Woman working in a tea plantation, harvesting the leaves, being careful not to be bitten by snakes hiding in the tall plants (Kenya)

Marcel Crozet/ILO

Weak information flows within agricultural value chains are a main constraint to growth for all of its agents, whether producers, input suppliers, wholesalers, or others.  Without a detailed and up-to-date view of the business potential (and needs) of all actors in the chain, it is impossible to develop anything more than very basic, two-way business arrangements that do not exploit the full potential of the chain.  Similarly, the fact that most local and regional financial institutions lack insightful information on these value chains is a major barrier that prevents them from investing in agriculture on a consolidated basis.

Published: 5 November 2020
READING TIME: 3 minutes
Author: Niclas Benni

A recent wave of African fintech startups is trying to exploit the potential of digital technology to connect all these actors together and align their incentives, generating new business and financing relationships in the value chain. Tulaa, a startup operating in Kenya and Ghana that began its activities in 2015, is a great example of this concept. Tulaa is a digital end-to-end platform that uses mobile technology and a last-mile agent network to connect together smallholders, input providers, large-scale commodity buyers and financial institutions, improving the flow of information among these actors and making it cheaper and easier for lenders to identify the most promising investments in the value chain.

How does Tulaa work? Value chain actors and financial institutions can register and upload their information on the platform, to allow other Tulaa members to peruse them. Afterwards, these actors can use this information to develop together specific value chain financing arrangements in which all transactions are digital and take place on the platform. A common example is a bank providing a pre-harvest loan to a farmer, which he uses to purchase inputs. After harvest, the commodity buyer repays the loan to the bank in lieu of the farmer, and subtracts the cost of the loan from what he pays the farmer for his products. Tulaa itself earns a commission on all transactions made on the platform, and is expected to break even by the end of 2019.

Apart from the immediate advantages, in terms of time and cost, of having these arrangements fully digitized on the Tulaa platform, there are plenty of additional benefits for all parties involved:

  • Farmers gain access to more sources for input supply, more market channels for their products, additional financing, and can build a credit history on the platform. The platform also provides them with updated information on agricultural markets directly on their phones;
  • Input suppliers can aggregate demand among smallholders on the platform to help increase sales, and build brand loyalty;
  • Commodity buyers can source more and better quality products from different smallholders, and gain added assurance that they will be delivered regularly;
  • Banks can increase the outreach of their agricultural portfolios, acquire important information on the value chain actors’ assets and financials, and reduce the overall credit risk associated to agri-lending.

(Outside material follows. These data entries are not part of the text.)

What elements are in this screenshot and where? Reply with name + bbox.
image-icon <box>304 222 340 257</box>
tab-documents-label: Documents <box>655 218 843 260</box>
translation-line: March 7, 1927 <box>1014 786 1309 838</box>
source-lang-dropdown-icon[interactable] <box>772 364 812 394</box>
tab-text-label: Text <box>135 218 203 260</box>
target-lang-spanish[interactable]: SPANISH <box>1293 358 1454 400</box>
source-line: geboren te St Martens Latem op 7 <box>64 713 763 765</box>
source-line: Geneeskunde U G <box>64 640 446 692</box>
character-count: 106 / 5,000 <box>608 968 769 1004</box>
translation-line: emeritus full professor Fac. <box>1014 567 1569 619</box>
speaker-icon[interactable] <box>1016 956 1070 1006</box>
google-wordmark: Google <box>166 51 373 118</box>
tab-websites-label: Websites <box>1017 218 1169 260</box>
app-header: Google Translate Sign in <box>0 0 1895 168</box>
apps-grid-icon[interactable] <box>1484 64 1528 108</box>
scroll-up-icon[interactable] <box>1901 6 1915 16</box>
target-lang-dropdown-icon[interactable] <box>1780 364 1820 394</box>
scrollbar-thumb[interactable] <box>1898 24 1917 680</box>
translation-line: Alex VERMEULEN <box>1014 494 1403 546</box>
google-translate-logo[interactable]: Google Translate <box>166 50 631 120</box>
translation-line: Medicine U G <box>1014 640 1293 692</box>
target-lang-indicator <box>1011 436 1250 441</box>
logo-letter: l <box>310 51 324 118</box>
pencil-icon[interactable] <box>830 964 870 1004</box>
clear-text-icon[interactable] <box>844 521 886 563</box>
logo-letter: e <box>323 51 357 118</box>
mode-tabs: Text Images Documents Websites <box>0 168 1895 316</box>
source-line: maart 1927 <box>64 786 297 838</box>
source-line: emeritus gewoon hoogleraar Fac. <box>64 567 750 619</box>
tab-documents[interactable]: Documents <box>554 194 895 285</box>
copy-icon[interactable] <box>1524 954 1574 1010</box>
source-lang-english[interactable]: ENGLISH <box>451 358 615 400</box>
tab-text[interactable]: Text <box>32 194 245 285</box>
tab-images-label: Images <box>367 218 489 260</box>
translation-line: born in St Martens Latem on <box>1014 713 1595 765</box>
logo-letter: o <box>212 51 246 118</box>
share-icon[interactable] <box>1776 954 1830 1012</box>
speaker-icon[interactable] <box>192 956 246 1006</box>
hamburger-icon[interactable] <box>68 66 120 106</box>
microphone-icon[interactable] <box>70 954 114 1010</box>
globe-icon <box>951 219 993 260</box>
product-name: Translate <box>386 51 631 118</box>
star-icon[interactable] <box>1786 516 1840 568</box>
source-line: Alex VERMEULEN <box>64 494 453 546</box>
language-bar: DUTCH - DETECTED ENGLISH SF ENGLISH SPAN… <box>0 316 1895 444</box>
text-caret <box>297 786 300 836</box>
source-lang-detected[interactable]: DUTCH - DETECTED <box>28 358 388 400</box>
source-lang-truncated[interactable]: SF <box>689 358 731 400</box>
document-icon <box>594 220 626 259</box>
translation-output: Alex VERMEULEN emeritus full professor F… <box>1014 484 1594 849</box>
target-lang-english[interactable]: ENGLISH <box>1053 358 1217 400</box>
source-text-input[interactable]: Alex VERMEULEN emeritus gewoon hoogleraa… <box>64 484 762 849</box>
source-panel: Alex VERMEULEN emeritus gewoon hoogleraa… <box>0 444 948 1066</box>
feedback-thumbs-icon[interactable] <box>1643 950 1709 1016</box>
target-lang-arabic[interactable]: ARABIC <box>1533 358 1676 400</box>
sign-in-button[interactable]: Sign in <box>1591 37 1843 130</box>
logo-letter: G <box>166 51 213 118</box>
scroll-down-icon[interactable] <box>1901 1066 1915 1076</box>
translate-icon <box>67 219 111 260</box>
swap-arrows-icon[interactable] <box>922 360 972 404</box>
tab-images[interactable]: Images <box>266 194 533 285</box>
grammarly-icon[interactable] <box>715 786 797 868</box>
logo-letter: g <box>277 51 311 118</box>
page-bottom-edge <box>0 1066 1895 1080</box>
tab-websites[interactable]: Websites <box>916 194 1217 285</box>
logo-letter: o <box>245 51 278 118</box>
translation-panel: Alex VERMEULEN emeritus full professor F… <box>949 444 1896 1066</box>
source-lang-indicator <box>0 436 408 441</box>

Tulaa has already established partnerships with several large-scale input suppliers, such as Syngenta and OCP Africa, as well as commercial banks and MFIs such as KCB Bank, Musoni Microfinance, and Rafiki Microfinance. As of 2019, Tulaa had over 15.000 farmers on its platform, with about US$ 500.000 in total registered sales of agricultural inputs.  The total share at risk of the credit extended to farmers through the Tulaa platform (i.e. over 30 days due) is about 5% of the total loan portfolio.

The start-up, which has won the Facebook Africa Innovation Challenge in 2017, has recently gathered substantial seed funding from a variety of different social venture funds, which it plans to use to expand the services it offers on the platform. The core challenges it is facing now to sustainability and upscaling include ensuring the proper alignment of the incentives for all actors on the platform, attract, as well as attracting enough capital to meet demand. Once it has managed to break even in its current state of operations, the start-up also plans to expand in the long term to other countries of East Africa.